A – The last remnant of a baby’s close attachment to its mother in the uterus is the stump or the umbilical stump. It turns black a few days after birth and can be expected to drop off anywhere between one and four weeks later. You can hasten healing and prevent infection by keeping the area dry and exposed to air.

The following will help accomplish this:

1. Avoid urine to touch the umbilical stump cord.
2. Skip tub bathing and avoid wetting the navel while giving a sponge.
3. Dab the stump with alcohol.

Q.  Hiccups in Newborn

The  baby’s  hiccups  are believed to be another of baby’s reflexes. Some babies are not just born hiccupers, they are hiccupers even in their mother’s womb. The  chances are that if your baby hicupped a lot in the womb, he will  hiccup  plenty in the first few months after birth too. The new  baby’s hiccups   dont  have a  known  cure  unlike the adult variety,though they frequently triggered by giggling later on. And also unlike the adult hiccups, they   are  not  bothersome , at least not  to the  baby. If   they  are  to  you, try letting your baby nurse or suck on a bottle which may quell the attack.

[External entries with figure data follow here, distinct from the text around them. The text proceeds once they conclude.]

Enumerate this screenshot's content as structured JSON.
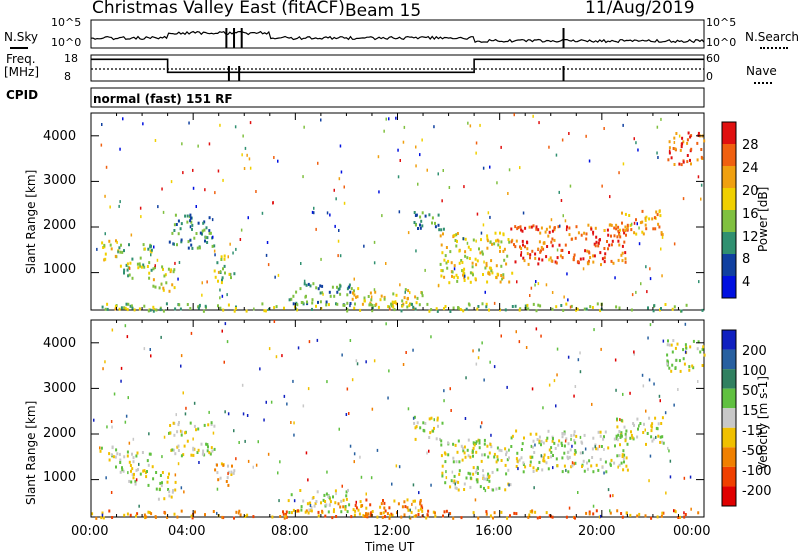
{
  "header": {
    "station": "Christmas Valley East (fitACF)",
    "beam": "Beam 15",
    "date": "11/Aug/2019"
  },
  "noise_panel": {
    "left_label": "N.Sky",
    "right_label": "N.Search",
    "left_ticks": [
      "10^5",
      "10^0"
    ],
    "right_ticks": [
      "10^5",
      "10^0"
    ]
  },
  "freq_panel": {
    "left_label_1": "Freq.",
    "left_label_2": "[MHz]",
    "left_ticks": [
      "18",
      "8"
    ],
    "right_label": "Nave",
    "right_ticks": [
      "60",
      "0"
    ],
    "freq_steps": [
      {
        "start_hour": 0,
        "end_hour": 3.0,
        "freq_mhz": 16
      },
      {
        "start_hour": 3.0,
        "end_hour": 15.0,
        "freq_mhz": 10
      },
      {
        "start_hour": 15.0,
        "end_hour": 24.0,
        "freq_mhz": 16
      }
    ]
  },
  "cpid": {
    "label": "CPID",
    "value": "normal (fast) 151 RF"
  },
  "chart_data": [
    {
      "type": "heatmap",
      "name": "power",
      "xlabel": "",
      "ylabel": "Slant Range [km]",
      "xlim": [
        0,
        24
      ],
      "ylim": [
        180,
        4500
      ],
      "y_ticks": [
        "1000",
        "2000",
        "3000",
        "4000"
      ],
      "colorbar": {
        "label": "Power [dB]",
        "ticks": [
          "28",
          "24",
          "20",
          "16",
          "12",
          "8",
          "4"
        ],
        "colors": [
          "#e01010",
          "#f06010",
          "#f0a010",
          "#f0d000",
          "#80c040",
          "#309070",
          "#1040a0",
          "#0010e0"
        ]
      },
      "regions": [
        {
          "t0": 0.3,
          "t1": 1.0,
          "r0": 1300,
          "r1": 1750,
          "level": 3
        },
        {
          "t0": 1.0,
          "t1": 2.4,
          "r0": 900,
          "r1": 1650,
          "level": 4
        },
        {
          "t0": 2.4,
          "t1": 3.3,
          "r0": 600,
          "r1": 1200,
          "level": 3
        },
        {
          "t0": 3.0,
          "t1": 4.8,
          "r0": 1550,
          "r1": 2300,
          "level": 5
        },
        {
          "t0": 4.8,
          "t1": 5.6,
          "r0": 800,
          "r1": 1400,
          "level": 4
        },
        {
          "t0": 7.7,
          "t1": 10.2,
          "r0": 300,
          "r1": 800,
          "level": 5
        },
        {
          "t0": 10.0,
          "t1": 13.0,
          "r0": 250,
          "r1": 700,
          "level": 3
        },
        {
          "t0": 12.6,
          "t1": 13.8,
          "r0": 1900,
          "r1": 2400,
          "level": 5
        },
        {
          "t0": 13.6,
          "t1": 16.5,
          "r0": 800,
          "r1": 1900,
          "level": 3
        },
        {
          "t0": 16.4,
          "t1": 21.0,
          "r0": 1200,
          "r1": 2100,
          "level": 1
        },
        {
          "t0": 20.5,
          "t1": 22.4,
          "r0": 1800,
          "r1": 2400,
          "level": 2
        },
        {
          "t0": 22.5,
          "t1": 24.0,
          "r0": 3400,
          "r1": 4100,
          "level": 1
        },
        {
          "t0": 0,
          "t1": 24,
          "r0": 180,
          "r1": 350,
          "level": 4
        }
      ]
    },
    {
      "type": "heatmap",
      "name": "velocity",
      "xlabel": "Time UT",
      "ylabel": "Slant Range [km]",
      "xlim": [
        0,
        24
      ],
      "ylim": [
        180,
        4500
      ],
      "x_ticks": [
        "00:00",
        "04:00",
        "08:00",
        "12:00",
        "16:00",
        "20:00",
        "00:00"
      ],
      "y_ticks": [
        "1000",
        "2000",
        "3000",
        "4000"
      ],
      "colorbar": {
        "label": "Velocity [m s-1]",
        "ticks": [
          "200",
          "100",
          "50",
          "15",
          "-15",
          "-50",
          "-100",
          "-200"
        ],
        "colors": [
          "#1020c0",
          "#2860a0",
          "#308060",
          "#60c040",
          "#c8c8c8",
          "#f0c000",
          "#f08000",
          "#f04000",
          "#e00000"
        ]
      },
      "regions": [
        {
          "t0": 0.3,
          "t1": 1.0,
          "r0": 1300,
          "r1": 1750,
          "level": 4
        },
        {
          "t0": 1.0,
          "t1": 2.4,
          "r0": 900,
          "r1": 1650,
          "level": 4
        },
        {
          "t0": 2.4,
          "t1": 3.3,
          "r0": 600,
          "r1": 1200,
          "level": 4
        },
        {
          "t0": 3.0,
          "t1": 4.8,
          "r0": 1550,
          "r1": 2300,
          "level": 4
        },
        {
          "t0": 4.8,
          "t1": 5.6,
          "r0": 800,
          "r1": 1400,
          "level": 5
        },
        {
          "t0": 7.7,
          "t1": 10.2,
          "r0": 300,
          "r1": 800,
          "level": 4
        },
        {
          "t0": 9.5,
          "t1": 13.0,
          "r0": 250,
          "r1": 600,
          "level": 6
        },
        {
          "t0": 12.6,
          "t1": 13.8,
          "r0": 1900,
          "r1": 2400,
          "level": 4
        },
        {
          "t0": 13.6,
          "t1": 16.5,
          "r0": 800,
          "r1": 1900,
          "level": 4
        },
        {
          "t0": 16.4,
          "t1": 21.0,
          "r0": 1200,
          "r1": 2100,
          "level": 4
        },
        {
          "t0": 20.5,
          "t1": 22.4,
          "r0": 1800,
          "r1": 2400,
          "level": 4
        },
        {
          "t0": 22.5,
          "t1": 24.0,
          "r0": 3400,
          "r1": 4100,
          "level": 4
        },
        {
          "t0": 0,
          "t1": 24,
          "r0": 180,
          "r1": 350,
          "level": 6
        }
      ]
    }
  ]
}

Q.  Eye discharge in new born

In nearly about 1 out of 5 new babies, a chemical conjunctivitis is seen. This is because silver nitrate drops are instilled into the newborn eyes to prevent a gonococcal infection. This   conjunctivitis is charactered by swelling and a yellowish discharge that disappears by the 4th or 5th day. Many hospitals now prefer to use antibiotic ointment or drops which are less likely to trigger an adverse reaction.
If the swelling and discharge do not clear up, or if conjunctivitis begins any time after the first 24 hrs, an infection should be suspected and a doctor be consulted. Tearing, swelling or infection that begins once you are home from the hospital can also be due to a blocked tear duct.


Q.  My baby has a coating of white curd in the mouth, and if I try to brush away, the mouth bleeds.
A.    The white coating in the mouth of the baby is commonly called Thrush.

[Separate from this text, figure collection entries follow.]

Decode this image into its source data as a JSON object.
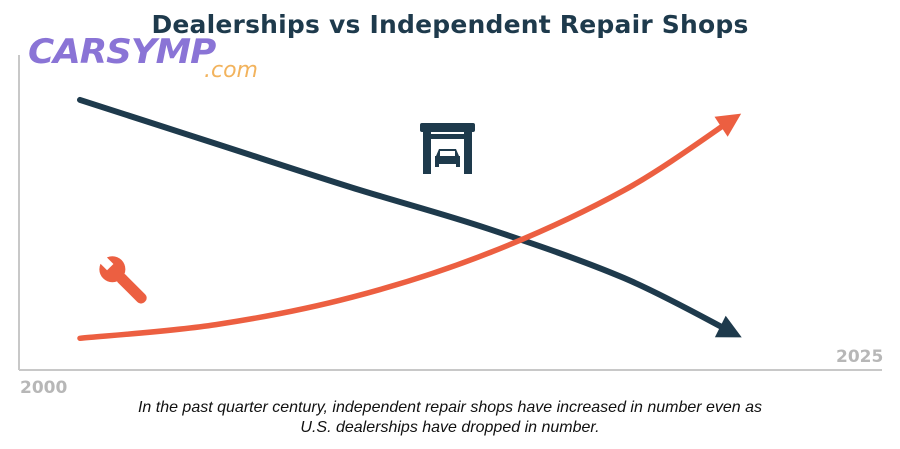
{
  "logo": {
    "main": "CARSYMP",
    "sub": ".com",
    "main_color": "#8a74d6",
    "sub_color": "#f2b35d"
  },
  "caption": {
    "line1": "In the past quarter century, independent repair shops have increased in number even as",
    "line2": "U.S. dealerships have dropped in number."
  },
  "chart_data": {
    "type": "line",
    "title": "Dealerships vs Independent Repair Shops",
    "x_tick_labels": [
      "2000",
      "2025"
    ],
    "xlim": [
      2000,
      2025
    ],
    "grid": false,
    "series": [
      {
        "name": "",
        "icon": "garage-icon",
        "color": "#1e3a4c",
        "trend": "decreasing",
        "x": [
          2000,
          2005,
          2010,
          2015,
          2020,
          2024
        ],
        "y": [
          0.92,
          0.76,
          0.6,
          0.45,
          0.27,
          0.07
        ]
      },
      {
        "name": "",
        "icon": "wrench-icon",
        "color": "#ec5f41",
        "trend": "increasing",
        "x": [
          2000,
          2005,
          2010,
          2015,
          2020,
          2024
        ],
        "y": [
          0.05,
          0.1,
          0.2,
          0.36,
          0.59,
          0.85
        ]
      }
    ],
    "colors": {
      "title": "#1e3a4c",
      "axis": "#c8c8c8",
      "tick_label": "#b7b7b7"
    }
  }
}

Thrush is a fungal infection ( monilial infection ) which it acquires from the vaginal canal of the mother during birth. The causitive organism is Candinda Albicas, which is a normal inhabitant of the mouth and vagina. Normally it is kept in check by other microorganisms and it usually does not cause problems. But due to to  certain illness, or intake of antibiotics or hormonal changes, there is a upset in the hormone balance and the conditions become favourable for the fungus to grow and cause symptons of infection.
Thrush appears in elevated white patches that look like cottage  cheese or milk curds on the inside of babies cheeks and sometimes on the tongue, roof of the mouth and gums. If the patches are wiped, a red raw area is exposed and there may be bleeding. Thrush is most common in newborns, but occasionally an older baby taking antibiotics will be infected. The yeast infection itself is not dangerous, but it is painful and can interfere with the baby's feeding. A doctor should be called if one suspects thrush infection.


Q. My son is born with undescended testicles. Is there any cause for worry ?
A. The testicles  in the  males and the ovaries in the females babies develop in the foetal  abdomen from  the   same embroynic tissue. By the 8th month of gestation, the testicles descend to the scrotum sac at the base of penis. But in 3-4% of the full term babies and 1/3 of the pre-term babies, the testicles  do not  descend  and the result is undescended   testicles. The  diagnosis of  undescended   testicles  is made  only  when  one  or  both the testicles are not observed in the scrotum, even  when  the  body  is   in  a  warm bath. An undescended testicle  causes  no   pain  or  any  difficulty  in  urination. Normally undescended testicles descend in the scrotum  on its  own by the age of 1 year. In  rare cases, 3-4  boys  out  of a 1000  may  persist to have  the  testicles , and  then  surgery  is  recommended   which  is successful.